Swissair, değişen pazar koşullarıyla birlikte bir takım ikilemler yaşamaya başladı. Avrupa Birliğinin havacılık sektöründe kontrol mekanizmasını yeniden yapılandırmasıyla gelişen pazarda sıkışabilme olasılığı yaşadığı ikilemlerden biriydi. Bir diğer ikilem ise, Swissair’ın küresel bir oyuncu olabilmesi için çok küçük, herhangi bir uçuş firması olabilmesi için engel teşkil eden büyük ve gururlu yapısıydı.

Yönetim, Swissair’ın pazar içerisindeki konumunu günün koşulları çerçevesinde değerlendirerek stratejisini “agresif satın alma” (Hunter - Avcı Stratejisi) olarak oluşturdu ve arka arkaya firma bazında farklılık gösteren değişen oranlardaki ortaklık paylarıyla şirket evlilikleri gerçekleştirdi.

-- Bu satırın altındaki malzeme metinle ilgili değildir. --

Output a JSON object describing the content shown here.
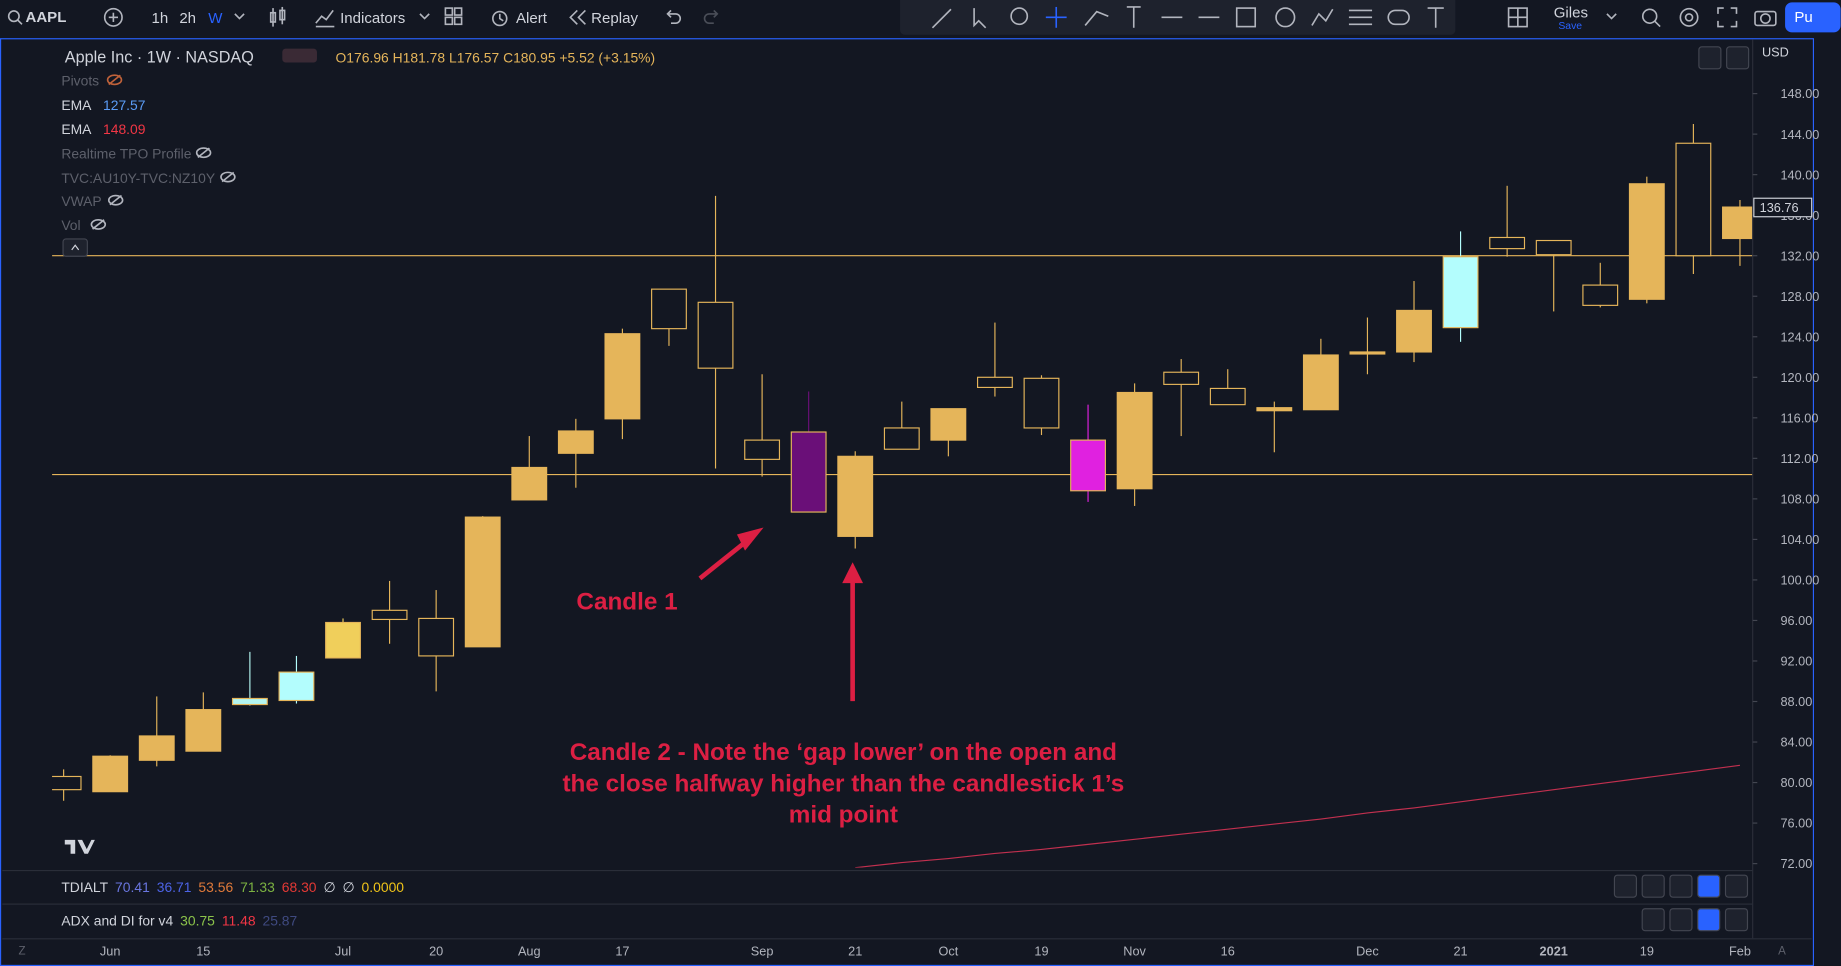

2000 yılı itibariyle bu şirketlerin zarar açıklamalarına ve yüksek yakıt maliyetleri ile yeniden yapılanma maliyetlerinin finansal stres yaratmasına karşın, Yönetim Kurulu Başkanı üyelerini Hunter - Avcı Stratejisi ile devam etmeye ikna etti. Bu karar Swissair’ın Ocak 2001 de 2,9 milyar CHF zarar açıklaması, on yönetim kurulu üyesinden yedisinin istifası ile sonuçlandı. 11 Eylül saldırısı ardından sektörün küresel anlamda zarar görmesiyle Swissair, likiditesini tamamen kaybederek 1 Ekim de biletli 40.000 yolcusunu uçuramadan tüm filosunu yere indirdi. Bu durum güvenilirliğine ve verimliliğine son derece inanılan Swissair’ın şok etkisi yaratarak Avcı Stratejisinin bir diğer mimarı başka bir Yönetim Kurulu üyesinin daha istifası ile sonuçlandı.